Om dit probleem te helpen bestrijden, lanceert het ProBoneO-programma een campagne gericht op bedrijfseigenaren met als doel hen voor te lichten over hun rechten en verantwoordelijkheden van hulphondengeleiders. Wanneer een hond zich in het openbaar ongepast gedraagt, zegt Rudek dat het belangrijk is dat bedrijfseigenaren hun recht uitoefenen om de geleider te vragen de hond te verwijderen. Dit moedigt legitieme hulphondengeleiders aan om minimale openbare toegangsnormen voor hun honden te handhaven, terwijl eigenaren van gezelschapsdieren worden ontmoedigd om te proberen het te "faken" door ongemanierde honden naar etablissementen te brengen die normaal gesproken geen huisdieren toelaten.

Rudek heeft de volgende aanbevelingen voor bedrijfseigenaren die zich zorgen maken over risico's voor hun vestigingen of andere klanten die worden veroorzaakt door zich slecht gedragende echte of "nep" hulphonden:

– Ken de wettelijk toegestane vragen die gesteld kunnen worden:1. Is de hond een hulpdier vanwege een handicap? 2. Voor welk werk of welke taak is de hond getraind? Bedrijfseigenaren moeten begrijpen dat de vragen op een geloofwaardige manier moeten worden beantwoord.

– Overweeg een compromis te sluiten met de handler. Erken dat het team het moeilijk heeft en nodig ze misschien uit om terug te komen op een minder drukke dag wanneer het bedrijf wat meer speelruimte zou kunnen bieden met het gedrag van de hond. Dit is vooral handig voor begeleiders die in het openbaar een probleem proberen op te lossen.

– Bied een alternatieve accommodatie aan waarbij de hond niet betrokken is.

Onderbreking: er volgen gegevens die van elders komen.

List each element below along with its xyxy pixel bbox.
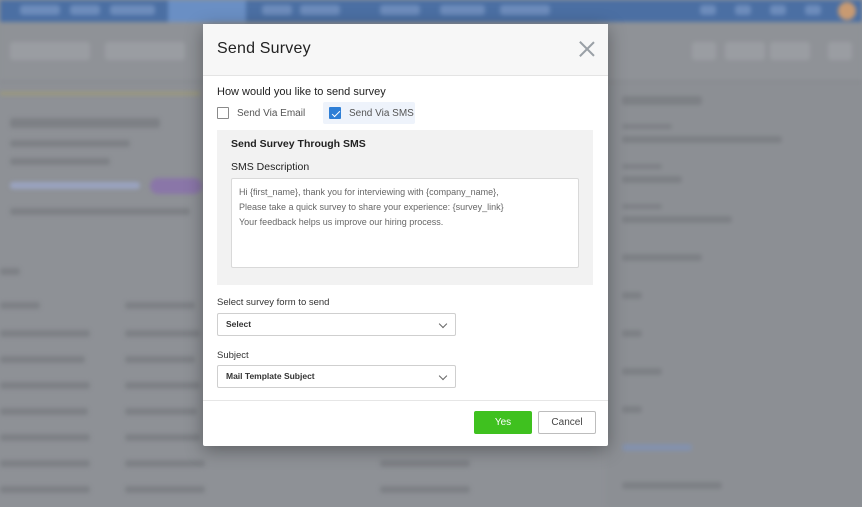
dialog-footer-divider xyxy=(203,400,608,401)
sms-description-label: SMS Description xyxy=(231,161,310,173)
dialog-header: Send Survey xyxy=(203,24,608,76)
survey-form-value: Select xyxy=(226,319,252,329)
survey-form-label: Select survey form to send xyxy=(217,297,330,308)
survey-form-select[interactable]: Select xyxy=(217,313,456,336)
background-right-panel xyxy=(606,82,862,507)
subject-label: Subject xyxy=(217,350,249,361)
subject-value: Mail Template Subject xyxy=(226,371,315,381)
check-icon[interactable] xyxy=(329,107,341,119)
dialog-title: Send Survey xyxy=(217,40,311,57)
chevron-down-icon xyxy=(438,371,448,381)
sms-description-line: Your feedback helps us improve our hirin… xyxy=(239,217,444,227)
email-checkbox[interactable] xyxy=(217,107,229,119)
sms-section-title: Send Survey Through SMS xyxy=(231,138,366,150)
yes-button[interactable]: Yes xyxy=(474,411,532,434)
sms-section: Send Survey Through SMS SMS Description … xyxy=(217,130,593,285)
chevron-down-icon xyxy=(438,319,448,329)
send-survey-dialog: Send Survey How would you like to send s… xyxy=(203,24,608,446)
cancel-button[interactable]: Cancel xyxy=(538,411,596,434)
sms-description-line: Hi {first_name}, thank you for interview… xyxy=(239,187,499,197)
send-via-sms-option[interactable]: Send Via SMS xyxy=(323,102,415,124)
close-icon[interactable] xyxy=(578,40,596,58)
sms-description-textarea[interactable]: Hi {first_name}, thank you for interview… xyxy=(231,178,579,268)
background-top-nav xyxy=(0,0,862,22)
send-via-email-option[interactable]: Send Via Email xyxy=(217,102,305,124)
subject-select[interactable]: Mail Template Subject xyxy=(217,365,456,388)
send-method-question: How would you like to send survey xyxy=(217,86,386,98)
sms-option-label: Send Via SMS xyxy=(349,107,414,119)
email-option-label: Send Via Email xyxy=(237,107,306,119)
sms-description-line: Please take a quick survey to share your… xyxy=(239,202,504,212)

Een medewerker kan bijvoorbeeld de items op het boodschappenlijstje van de geleider verzamelen of de persoon op een andere manier helpen bij afwezigheid van de hond.

– Zoek een of twee getuigen die kunnen getuigen van het ongepaste gedrag van de hond; dit kan een grote bijdrage leveren aan het voorkomen van een rechtszaak.

– Als het etablissement bewakingsvideo gebruikt, bewaar alle gerelateerde beelden dan minimaal twee jaar.

– Bel proactief de ADA Hotline van het ministerie van Justitie om te melden dat een hond moet worden verwijderd en waarom.